China aims to quadruple solar installations by 2020

Bullish projection brings relief to panel manufacturers, while Agricultural Bank of China issues US$1 billion green bond

Solar panels flank a bamboo house at Tongji University, Shanghai (Flickr/Ministerio de Fomento)

Solar panels flank a bamboo house at Tongji University, Shanghai (Flickr/Ministerio de Fomento)

By Megan Darby

China’s solar power capacity is set to more than quadruple by the end of the decade, national media reported on Tuesday.

By 2020, the National Energy Agency expects installations to reach 150GW, Xinhua revealed. That is up from 35.8GW in June 2015.

Beijing has already upped its target for this year by 30%, Reuters reported, raising concerns about whether the grid can cope. Nearly a tenth of solar power generated in the first six months couldn’t be delivered due to network constraints, the NEA said.

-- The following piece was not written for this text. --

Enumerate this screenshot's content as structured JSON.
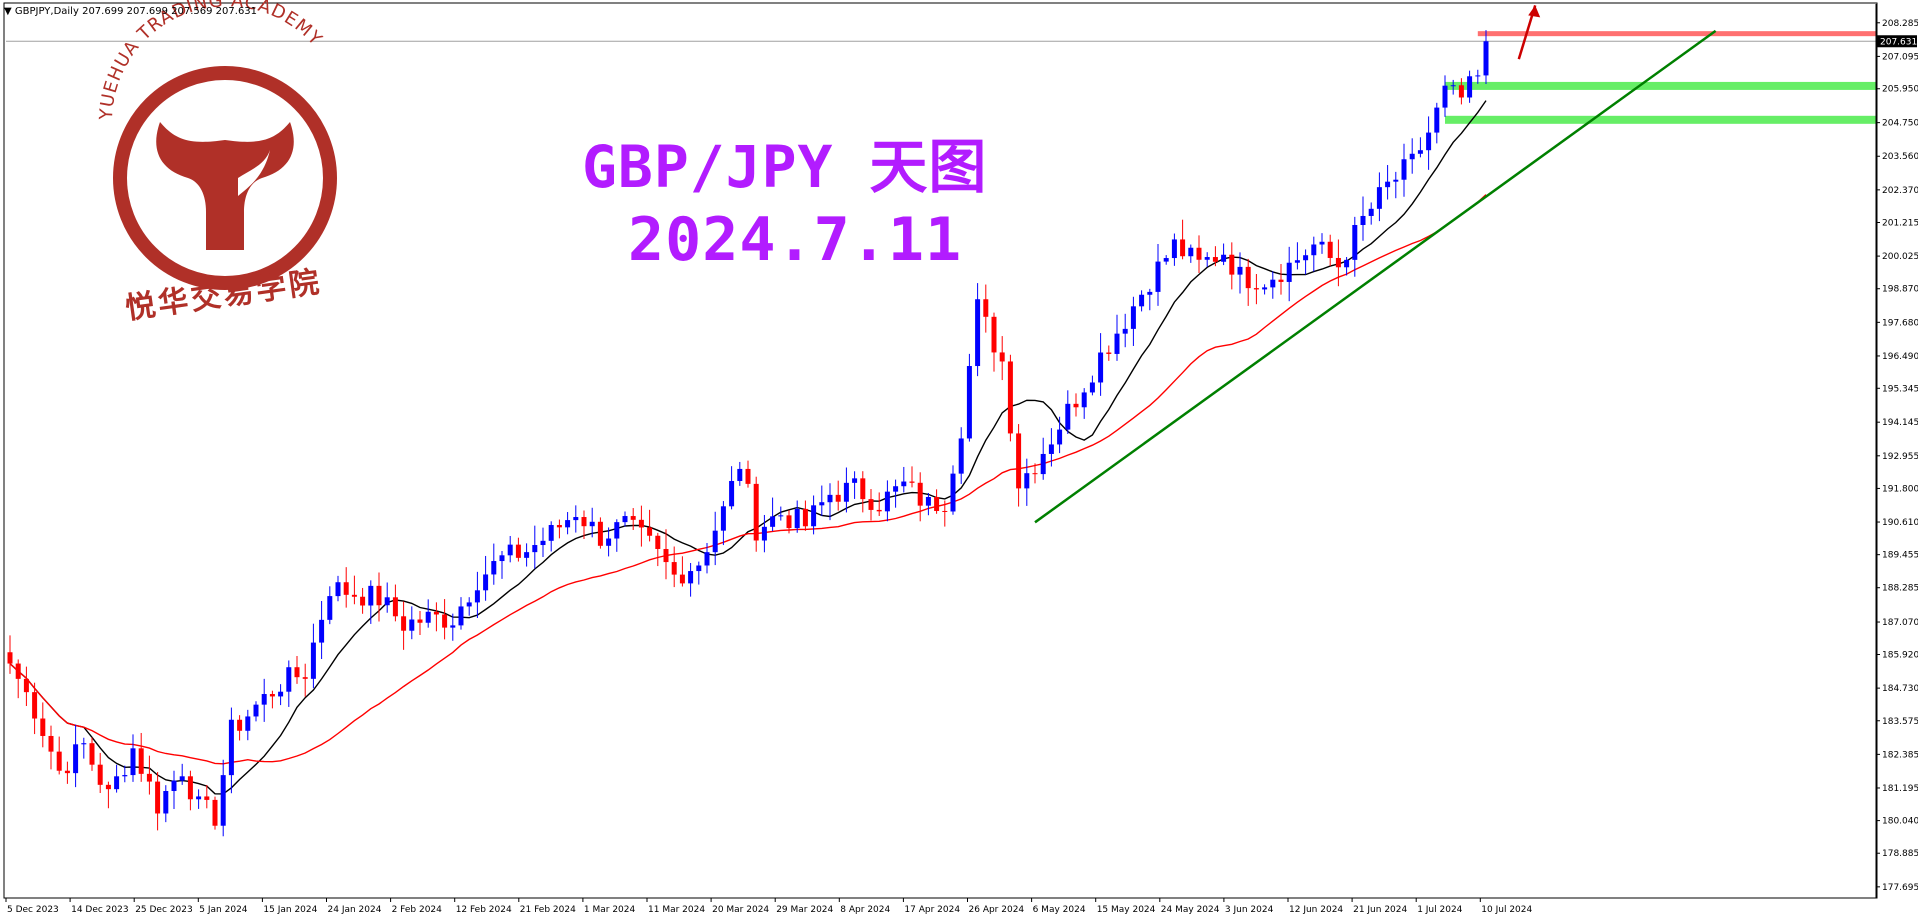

But with the agency promising policies to support power connections, the bullish plans for domestic generation could bring relief to solar panel manufacturers struggling with stock market turmoil and an economic slowdown.

They reinforce a target to deliver 20% of the country’s energy from non-fossil fuel sources by 2030.

Report: Wind company raises $300m in first Chinese green bond

Also on Tuesday, Agricultural Bank of China issued almost US$1 billion worth of green bonds, raising funds to tackle air pollution and support renewable energy.

Following a $300 million issue from wind company Goldwind in July, it is the country’s first green bond to emerge from a bank.

Demand for the sustainable investment, which is to yield a 4.15% annual return, exceeded supply by four times.

Mark Follett, analyst at JP Morgan, told Finance Asia: “There is a growing focus on green finance initiatives in China after the Chinese central bank suggested setting up a green financial system to help contain the cost of pollution.”

Set alongside an Indian target to install 100GW of solar by 2022, China’s goal confirms Asia as a significant growth market.

Michael Liebreich, chair of Bloomberg New Energy Finance, this week told a conference in London the energy market was entering an “age of plenty”.

Falling shale gas costs showed cheap fossil fuels were here to stay, even as solar increased its market share, he said.